TSMC reported stronger-than-expected net profit for the fourth quarter on Thursday, as the world’s largest contract chipmaker continued to benefit from surging demand for advanced semiconductors driven by artificial intelligence.
At the same time, the company unveiled a sharply higher capital spending outlook for 2026, underscoring plans to aggressively expand manufacturing capacity to keep pace with sustained AI-related demand.
Higher capex planned as AI demand accelerates
TSMC expects capital expenditure in 2026 to range between $52 billion and $56 billion, up significantly from $40.9 billion in 2025, Chief Financial Officer Wendell Huang said during a post-earnings call. Huang cautioned that margins could come under pressure in the medium to long term as the company continues to scale up production, particularly at overseas facilities.
Chief Executive C.C. Wei echoed those concerns, warning that both capital expenditure and operating costs are set to rise meaningfully in the coming years as expansion accelerates.
Record profits and strong revenue growth
For the three months ended December 31, TSMC posted a record net profit of T$505.74 billion (around $16 billion), comfortably above Bloomberg estimates of T$467.0 billion and sharply higher than the T$374.68 billion reported a year earlier.
Quarterly revenue, which the company had disclosed earlier, climbed to T$1.046 trillion (about $33 billion) from T$868.46 billion a year ago. Huang also projected first-quarter 2026 revenue in the range of $34.6 billion to $35.8 billion, signalling continued momentum.
The results were driven by robust demand for TSMC’s most advanced chips. Products built on its 3-nanometer process accounted for more than 25% of wafer revenue, highlighting the rapid shift toward cutting-edge manufacturing nodes.
AI megatrend supports long-term outlook
Wei said demand linked to artificial intelligence is expected to remain strong in the years ahead, noting positive signals from the company’s largest customers. He added that the so-called “AI megatrend” remains firmly intact.
While TSMC’s high-performance computing segment continued to be the main earnings engine, revenue from smartphone-related chips increased modestly, rising to 32% of total revenue in the fourth quarter from 30% in the prior period. The uptick was largely attributed to stronger orders from Apple Inc, which used new TSMC-manufactured chips in its iPhone 17 lineup.

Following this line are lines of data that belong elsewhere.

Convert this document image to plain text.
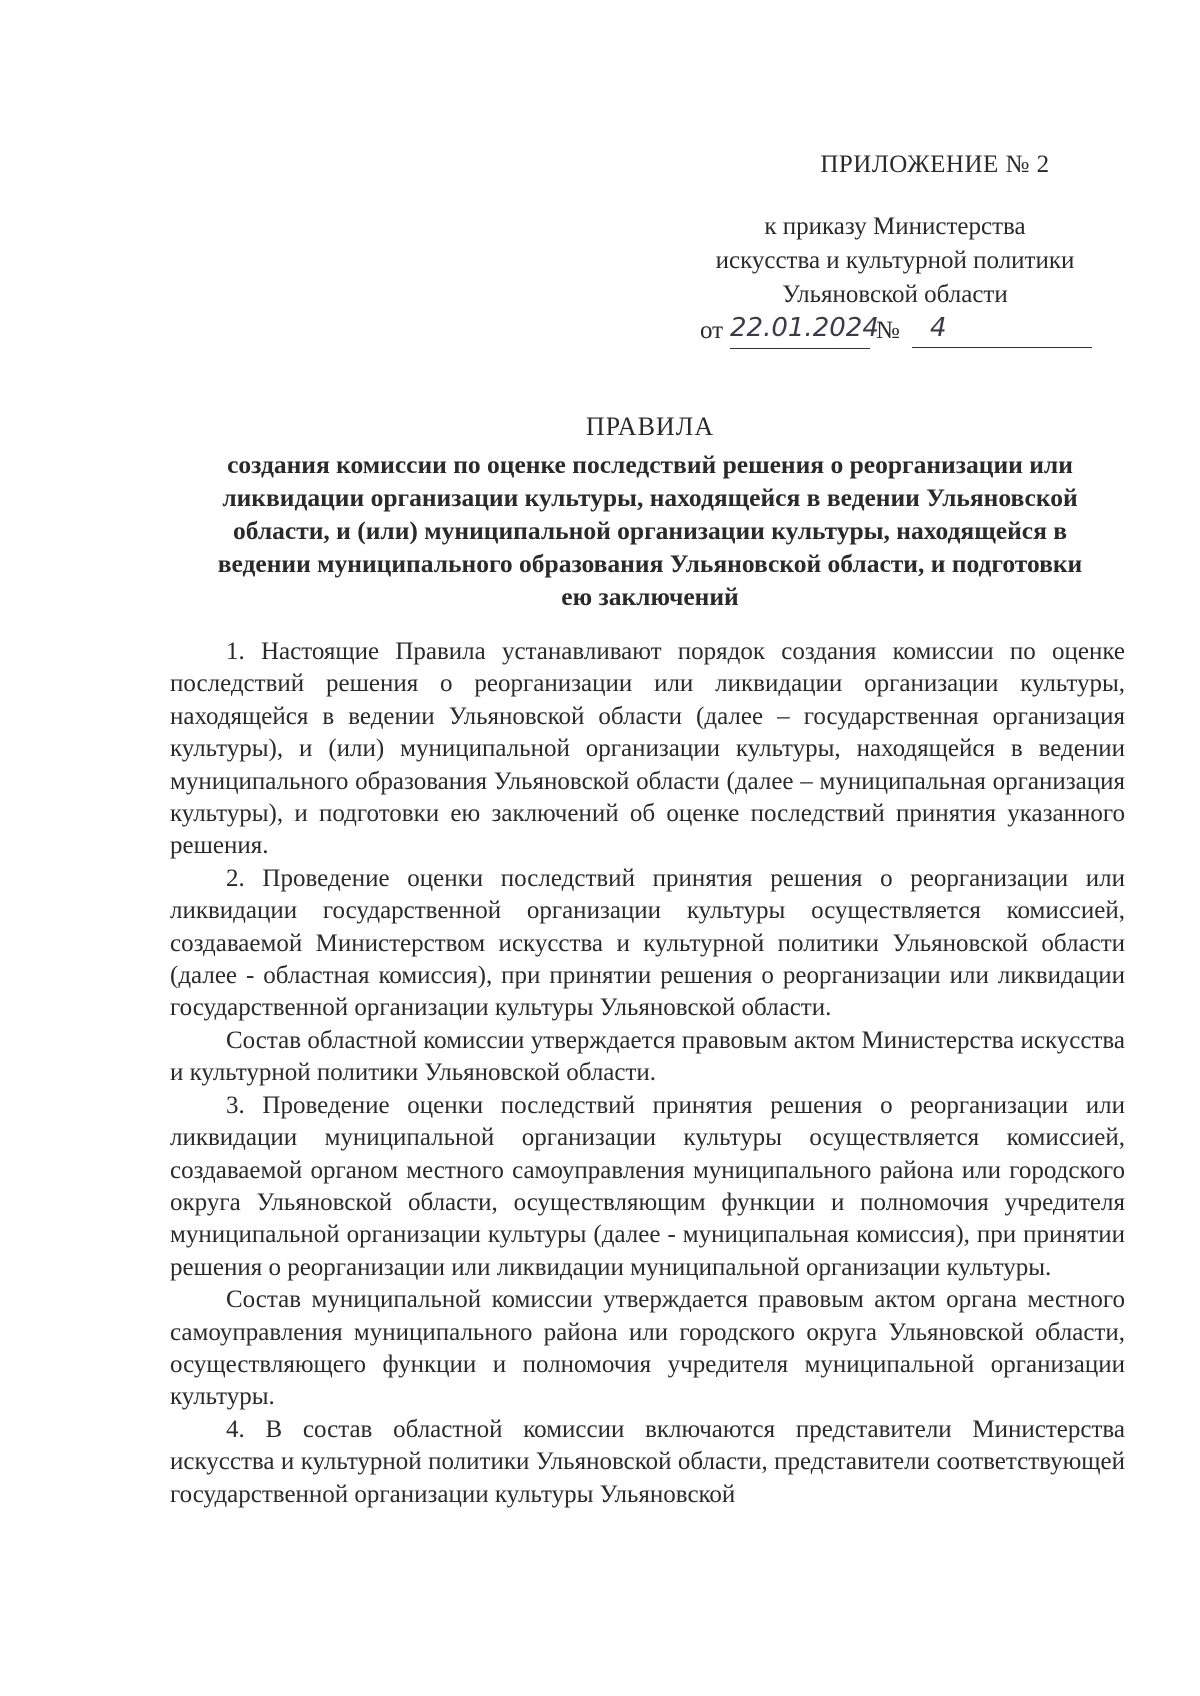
ПРИЛОЖЕНИЕ № 2
к приказу Министерства
искусства и культурной политики
Ульяновской области
от 22.01.2024
№	4
ПРАВИЛА
создания комиссии по оценке последствий решения о реорганизации или ликвидации организации культуры, находящейся в ведении Ульяновской области, и (или) муниципальной организации культуры, находящейся в ведении муниципального образования Ульяновской области, и подготовки ею заключений

1. Настоящие Правила устанавливают порядок создания комиссии по оценке последствий решения о реорганизации или ликвидации организации культуры, находящейся в ведении Ульяновской области (далее – государственная организация культуры), и (или) муниципальной организации культуры, находящейся в ведении муниципального образования Ульяновской области (далее – муниципальная организация культуры), и подготовки ею заключений об оценке последствий принятия указанного решения.

2. Проведение оценки последствий принятия решения о реорганизации или ликвидации государственной организации культуры осуществляется комиссией, создаваемой Министерством искусства и культурной политики Ульяновской области (далее - областная комиссия), при принятии решения о реорганизации или ликвидации государственной организации культуры Ульяновской области.

Состав областной комиссии утверждается правовым актом Министерства искусства и культурной политики Ульяновской области.

3. Проведение оценки последствий принятия решения о реорганизации или ликвидации муниципальной организации культуры осуществляется комиссией, создаваемой органом местного самоуправления муниципального района или городского округа Ульяновской области, осуществляющим функции и полномочия учредителя муниципальной организации культуры (далее - муниципальная комиссия), при принятии решения о реорганизации или ликвидации муниципальной организации культуры.

Состав муниципальной комиссии утверждается правовым актом органа местного самоуправления муниципального района или городского округа Ульяновской области, осуществляющего функции и полномочия учредителя муниципальной организации культуры.

4. В состав областной комиссии включаются представители Министерства искусства и культурной политики Ульяновской области, представители соответствующей государственной организации культуры Ульяновской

TSMC is also a crucial supplier of advanced AI processors to NVIDIA Corporation, a relationship that has significantly boosted its earnings and valuation over the past two years as global tech giants race to expand AI-focused data center infrastructure.
U.S. expansion remains a priority
Last year, TSMC announced a $165 billion investment plan in the United States to add production capacity and meet soaring demand. Much of the spending is directed toward a major manufacturing hub in Arizona, a move that also aligns with the Donald Trump administration’s push for increased domestic chip production.
The company said on Thursday that it aims to further expand U.S. output, targeting 20% to 30% of its total manufacturing capacity at its Arizona facility over time.
Widely viewed as a bellwether for global semiconductor demand and the broader AI investment cycle, TSMC’s results reinforce expectations that artificial intelligence will remain a key driver of growth across the chip industry.